WIESBADEN – „Es ist unfassbar, dass Problemwölfe weiter verneint werden. Das zeigt, wie wenig ernst die Sorgen und Nöte der Tierhalter und anderer Bürgerinnen und Bürger genommen werden“, erklärt Wiebke KNELL, landwirtschaftspolitische Sprecherin der Fraktion der Freien Demokraten im Hessischen Landtag. Sie nimmt Bezug auf entsprechende Äußerungen des Landesamtes für Naturschutz, Umwelt und Geologie heute bei der Vorstellung des Wolfsmanagementplans. „Mittlerweile sind in Hessen fünf Wölfe nachgewiesen.
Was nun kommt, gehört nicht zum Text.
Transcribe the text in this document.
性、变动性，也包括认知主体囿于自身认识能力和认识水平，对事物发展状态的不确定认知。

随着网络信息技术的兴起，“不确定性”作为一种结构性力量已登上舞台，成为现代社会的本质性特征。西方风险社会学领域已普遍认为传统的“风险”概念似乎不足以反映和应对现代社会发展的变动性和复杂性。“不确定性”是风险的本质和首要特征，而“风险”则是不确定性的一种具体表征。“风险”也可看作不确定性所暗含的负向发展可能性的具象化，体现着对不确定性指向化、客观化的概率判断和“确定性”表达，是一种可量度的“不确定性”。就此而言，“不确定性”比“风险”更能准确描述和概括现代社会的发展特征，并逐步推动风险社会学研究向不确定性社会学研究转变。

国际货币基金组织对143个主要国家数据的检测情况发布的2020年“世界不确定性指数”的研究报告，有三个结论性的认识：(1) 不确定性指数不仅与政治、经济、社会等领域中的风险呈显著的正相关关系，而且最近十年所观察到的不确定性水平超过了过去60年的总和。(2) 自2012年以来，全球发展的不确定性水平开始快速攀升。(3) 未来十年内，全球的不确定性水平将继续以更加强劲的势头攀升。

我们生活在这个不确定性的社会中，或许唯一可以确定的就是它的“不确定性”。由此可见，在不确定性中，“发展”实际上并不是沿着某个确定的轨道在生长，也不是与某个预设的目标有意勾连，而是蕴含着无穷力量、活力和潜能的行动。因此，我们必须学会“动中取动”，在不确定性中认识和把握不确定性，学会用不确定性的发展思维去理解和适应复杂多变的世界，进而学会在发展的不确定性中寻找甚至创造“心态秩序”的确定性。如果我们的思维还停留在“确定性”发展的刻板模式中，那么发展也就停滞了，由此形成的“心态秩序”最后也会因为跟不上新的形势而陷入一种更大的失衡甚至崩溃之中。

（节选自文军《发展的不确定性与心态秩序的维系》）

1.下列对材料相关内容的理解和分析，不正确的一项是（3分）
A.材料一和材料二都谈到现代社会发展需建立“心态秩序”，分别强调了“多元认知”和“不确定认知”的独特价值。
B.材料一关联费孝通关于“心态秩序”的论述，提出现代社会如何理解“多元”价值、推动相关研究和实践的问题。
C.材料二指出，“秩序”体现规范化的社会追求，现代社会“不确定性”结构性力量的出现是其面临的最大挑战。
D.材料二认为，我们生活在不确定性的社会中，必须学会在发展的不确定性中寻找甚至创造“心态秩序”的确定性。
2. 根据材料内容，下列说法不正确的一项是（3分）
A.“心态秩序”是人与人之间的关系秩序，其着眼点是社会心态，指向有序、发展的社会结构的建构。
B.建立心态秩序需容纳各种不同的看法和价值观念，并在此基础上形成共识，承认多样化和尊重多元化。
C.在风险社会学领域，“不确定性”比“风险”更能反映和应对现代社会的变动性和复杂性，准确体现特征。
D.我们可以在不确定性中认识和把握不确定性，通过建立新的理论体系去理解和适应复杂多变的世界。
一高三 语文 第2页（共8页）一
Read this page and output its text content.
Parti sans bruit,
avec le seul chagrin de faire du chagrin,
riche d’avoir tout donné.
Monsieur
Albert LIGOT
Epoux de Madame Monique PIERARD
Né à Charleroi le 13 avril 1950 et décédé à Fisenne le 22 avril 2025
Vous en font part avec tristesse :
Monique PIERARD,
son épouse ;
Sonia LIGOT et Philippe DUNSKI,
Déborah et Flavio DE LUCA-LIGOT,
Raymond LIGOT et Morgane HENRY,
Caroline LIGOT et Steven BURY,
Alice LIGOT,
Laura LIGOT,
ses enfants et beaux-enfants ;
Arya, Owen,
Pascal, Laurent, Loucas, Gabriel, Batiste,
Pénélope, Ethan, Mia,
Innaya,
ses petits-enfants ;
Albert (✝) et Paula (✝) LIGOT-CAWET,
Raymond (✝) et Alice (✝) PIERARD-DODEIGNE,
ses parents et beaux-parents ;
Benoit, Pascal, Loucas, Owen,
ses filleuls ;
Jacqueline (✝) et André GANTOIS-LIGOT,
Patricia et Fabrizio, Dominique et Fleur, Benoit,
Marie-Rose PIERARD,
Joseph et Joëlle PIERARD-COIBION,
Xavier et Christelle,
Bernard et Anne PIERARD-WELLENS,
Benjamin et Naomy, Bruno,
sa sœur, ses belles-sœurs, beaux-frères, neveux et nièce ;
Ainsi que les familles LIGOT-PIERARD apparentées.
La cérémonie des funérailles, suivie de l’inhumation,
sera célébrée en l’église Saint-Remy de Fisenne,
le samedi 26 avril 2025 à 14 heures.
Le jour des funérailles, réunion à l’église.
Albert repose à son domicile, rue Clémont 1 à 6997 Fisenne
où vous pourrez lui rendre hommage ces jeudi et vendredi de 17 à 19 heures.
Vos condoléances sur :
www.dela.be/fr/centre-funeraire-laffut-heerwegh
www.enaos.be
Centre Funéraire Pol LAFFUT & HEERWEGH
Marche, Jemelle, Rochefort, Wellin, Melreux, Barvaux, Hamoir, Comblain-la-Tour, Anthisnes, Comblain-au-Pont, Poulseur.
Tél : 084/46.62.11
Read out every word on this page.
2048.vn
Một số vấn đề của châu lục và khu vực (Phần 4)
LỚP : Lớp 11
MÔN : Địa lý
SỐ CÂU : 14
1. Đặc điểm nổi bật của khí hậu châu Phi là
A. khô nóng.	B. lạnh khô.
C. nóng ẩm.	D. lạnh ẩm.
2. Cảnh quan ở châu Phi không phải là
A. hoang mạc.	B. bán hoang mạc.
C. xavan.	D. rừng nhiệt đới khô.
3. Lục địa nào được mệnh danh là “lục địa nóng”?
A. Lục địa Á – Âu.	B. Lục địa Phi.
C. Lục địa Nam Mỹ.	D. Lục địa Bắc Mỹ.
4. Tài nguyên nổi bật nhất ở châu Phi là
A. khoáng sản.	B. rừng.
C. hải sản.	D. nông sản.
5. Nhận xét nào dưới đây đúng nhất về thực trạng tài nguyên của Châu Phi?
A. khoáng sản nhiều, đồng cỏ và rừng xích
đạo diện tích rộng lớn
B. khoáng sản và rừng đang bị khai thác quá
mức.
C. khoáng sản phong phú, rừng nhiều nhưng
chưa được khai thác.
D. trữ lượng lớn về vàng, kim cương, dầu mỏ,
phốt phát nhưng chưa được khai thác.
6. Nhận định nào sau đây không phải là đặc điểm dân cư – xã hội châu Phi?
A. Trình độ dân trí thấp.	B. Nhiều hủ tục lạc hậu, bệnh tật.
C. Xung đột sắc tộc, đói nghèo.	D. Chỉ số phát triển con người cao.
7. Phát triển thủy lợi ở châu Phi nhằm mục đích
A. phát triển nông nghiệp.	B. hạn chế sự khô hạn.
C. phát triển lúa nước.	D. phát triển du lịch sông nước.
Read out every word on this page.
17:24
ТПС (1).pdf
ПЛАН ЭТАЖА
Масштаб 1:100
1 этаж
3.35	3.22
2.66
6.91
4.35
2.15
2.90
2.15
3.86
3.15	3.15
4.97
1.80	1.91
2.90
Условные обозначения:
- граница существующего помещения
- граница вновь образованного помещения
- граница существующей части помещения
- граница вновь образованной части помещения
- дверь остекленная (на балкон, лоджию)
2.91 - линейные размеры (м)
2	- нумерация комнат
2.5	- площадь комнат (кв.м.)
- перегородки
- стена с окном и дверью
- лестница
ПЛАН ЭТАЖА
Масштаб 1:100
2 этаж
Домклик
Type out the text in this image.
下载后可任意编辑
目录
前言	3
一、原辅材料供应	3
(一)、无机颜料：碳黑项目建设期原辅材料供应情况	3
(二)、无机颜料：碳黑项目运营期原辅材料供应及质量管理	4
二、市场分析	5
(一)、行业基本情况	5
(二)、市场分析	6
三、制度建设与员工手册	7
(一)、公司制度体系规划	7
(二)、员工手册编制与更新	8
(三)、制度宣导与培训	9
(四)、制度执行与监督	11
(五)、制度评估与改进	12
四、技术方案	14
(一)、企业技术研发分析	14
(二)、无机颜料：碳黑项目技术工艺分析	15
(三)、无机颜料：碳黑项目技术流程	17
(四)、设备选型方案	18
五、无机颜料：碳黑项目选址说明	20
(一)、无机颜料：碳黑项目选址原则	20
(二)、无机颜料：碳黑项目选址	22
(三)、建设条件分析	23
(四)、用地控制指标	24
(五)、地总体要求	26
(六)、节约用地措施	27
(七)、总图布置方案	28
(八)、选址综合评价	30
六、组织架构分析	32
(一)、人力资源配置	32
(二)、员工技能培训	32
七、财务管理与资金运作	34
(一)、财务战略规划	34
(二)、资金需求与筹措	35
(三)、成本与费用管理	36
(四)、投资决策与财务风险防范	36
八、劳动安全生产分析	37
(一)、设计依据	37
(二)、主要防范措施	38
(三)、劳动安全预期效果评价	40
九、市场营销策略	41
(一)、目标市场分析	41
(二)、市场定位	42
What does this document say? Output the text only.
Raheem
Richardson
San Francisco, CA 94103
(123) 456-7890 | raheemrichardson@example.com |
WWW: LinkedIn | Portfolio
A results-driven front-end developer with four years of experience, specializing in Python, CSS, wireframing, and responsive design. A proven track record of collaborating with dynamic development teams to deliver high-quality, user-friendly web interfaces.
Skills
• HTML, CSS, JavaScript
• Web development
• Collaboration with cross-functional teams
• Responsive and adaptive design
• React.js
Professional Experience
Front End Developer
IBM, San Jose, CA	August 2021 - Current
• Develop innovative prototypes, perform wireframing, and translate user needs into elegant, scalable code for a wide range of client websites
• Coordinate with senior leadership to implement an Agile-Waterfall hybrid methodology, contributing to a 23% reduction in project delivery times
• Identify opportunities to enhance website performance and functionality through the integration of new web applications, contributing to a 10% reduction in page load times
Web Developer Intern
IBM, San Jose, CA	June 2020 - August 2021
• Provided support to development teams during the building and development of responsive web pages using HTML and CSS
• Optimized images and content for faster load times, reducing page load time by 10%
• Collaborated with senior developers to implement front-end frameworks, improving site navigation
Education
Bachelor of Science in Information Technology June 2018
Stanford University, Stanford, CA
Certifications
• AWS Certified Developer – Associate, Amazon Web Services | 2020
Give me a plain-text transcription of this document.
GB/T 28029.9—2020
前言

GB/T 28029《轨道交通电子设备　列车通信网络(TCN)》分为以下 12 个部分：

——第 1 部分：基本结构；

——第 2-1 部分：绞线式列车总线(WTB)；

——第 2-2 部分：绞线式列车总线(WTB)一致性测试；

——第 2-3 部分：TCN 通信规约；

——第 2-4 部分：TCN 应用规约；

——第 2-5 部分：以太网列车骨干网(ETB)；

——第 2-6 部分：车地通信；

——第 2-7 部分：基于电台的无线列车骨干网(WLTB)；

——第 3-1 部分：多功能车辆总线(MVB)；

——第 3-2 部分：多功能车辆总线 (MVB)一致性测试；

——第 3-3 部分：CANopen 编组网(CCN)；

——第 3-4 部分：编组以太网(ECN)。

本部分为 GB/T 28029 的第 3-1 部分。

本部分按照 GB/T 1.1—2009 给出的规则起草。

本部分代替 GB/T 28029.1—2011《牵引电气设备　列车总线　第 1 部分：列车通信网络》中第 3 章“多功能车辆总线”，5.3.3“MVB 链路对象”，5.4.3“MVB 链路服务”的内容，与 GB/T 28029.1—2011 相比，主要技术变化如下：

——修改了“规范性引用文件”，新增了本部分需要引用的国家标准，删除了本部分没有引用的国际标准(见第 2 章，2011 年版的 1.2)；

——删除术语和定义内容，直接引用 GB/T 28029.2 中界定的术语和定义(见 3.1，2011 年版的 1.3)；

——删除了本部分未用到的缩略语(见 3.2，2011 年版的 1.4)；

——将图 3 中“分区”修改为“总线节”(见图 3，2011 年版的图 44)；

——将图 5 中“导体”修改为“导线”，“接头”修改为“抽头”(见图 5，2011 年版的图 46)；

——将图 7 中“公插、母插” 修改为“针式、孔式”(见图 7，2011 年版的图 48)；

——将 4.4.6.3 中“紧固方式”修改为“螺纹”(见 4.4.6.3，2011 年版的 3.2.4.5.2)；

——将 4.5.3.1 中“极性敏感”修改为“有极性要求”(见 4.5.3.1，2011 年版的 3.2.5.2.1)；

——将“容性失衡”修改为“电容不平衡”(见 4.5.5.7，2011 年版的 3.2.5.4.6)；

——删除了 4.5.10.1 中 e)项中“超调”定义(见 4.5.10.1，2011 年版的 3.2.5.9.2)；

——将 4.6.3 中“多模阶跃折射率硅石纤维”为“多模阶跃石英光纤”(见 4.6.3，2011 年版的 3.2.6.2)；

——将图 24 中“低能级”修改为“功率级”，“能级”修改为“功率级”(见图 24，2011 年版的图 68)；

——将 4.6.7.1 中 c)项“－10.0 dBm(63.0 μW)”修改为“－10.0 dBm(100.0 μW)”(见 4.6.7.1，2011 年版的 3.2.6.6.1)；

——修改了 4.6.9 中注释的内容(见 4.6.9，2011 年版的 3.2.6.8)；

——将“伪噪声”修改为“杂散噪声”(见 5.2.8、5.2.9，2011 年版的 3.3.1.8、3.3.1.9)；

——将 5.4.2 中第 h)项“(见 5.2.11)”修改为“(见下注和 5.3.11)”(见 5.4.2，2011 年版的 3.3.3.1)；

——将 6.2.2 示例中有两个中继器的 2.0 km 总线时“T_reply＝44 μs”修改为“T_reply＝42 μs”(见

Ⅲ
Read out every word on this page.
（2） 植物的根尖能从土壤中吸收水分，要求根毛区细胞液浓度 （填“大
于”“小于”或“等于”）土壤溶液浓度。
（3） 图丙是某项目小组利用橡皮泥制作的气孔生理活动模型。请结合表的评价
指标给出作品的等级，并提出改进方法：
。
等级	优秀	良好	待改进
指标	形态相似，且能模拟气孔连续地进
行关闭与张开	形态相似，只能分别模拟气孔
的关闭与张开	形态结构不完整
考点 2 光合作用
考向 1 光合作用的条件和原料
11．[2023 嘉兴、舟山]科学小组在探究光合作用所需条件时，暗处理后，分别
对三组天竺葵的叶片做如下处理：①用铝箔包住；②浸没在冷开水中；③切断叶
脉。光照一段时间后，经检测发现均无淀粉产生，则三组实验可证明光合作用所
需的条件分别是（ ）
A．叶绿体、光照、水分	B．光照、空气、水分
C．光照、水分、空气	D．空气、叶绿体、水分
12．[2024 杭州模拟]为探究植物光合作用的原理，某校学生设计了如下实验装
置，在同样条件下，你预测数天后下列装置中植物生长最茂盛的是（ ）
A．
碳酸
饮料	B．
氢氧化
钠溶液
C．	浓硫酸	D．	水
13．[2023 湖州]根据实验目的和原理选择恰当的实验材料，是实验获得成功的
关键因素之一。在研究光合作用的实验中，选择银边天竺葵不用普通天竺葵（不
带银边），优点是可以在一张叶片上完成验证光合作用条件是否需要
Vor einem Jahr waren es lediglich zwei. Dass die Population wächst und Rudelbildung droht, lässt sich nicht verneinen. Die nahezu täglichen Sichtungen von Wölfen in vielen Regionen Hessens lassen außerdem darauf schließen, dass die wirkliche Zahl deutlich höher liegen muss“, gibt Knell zu bedenken.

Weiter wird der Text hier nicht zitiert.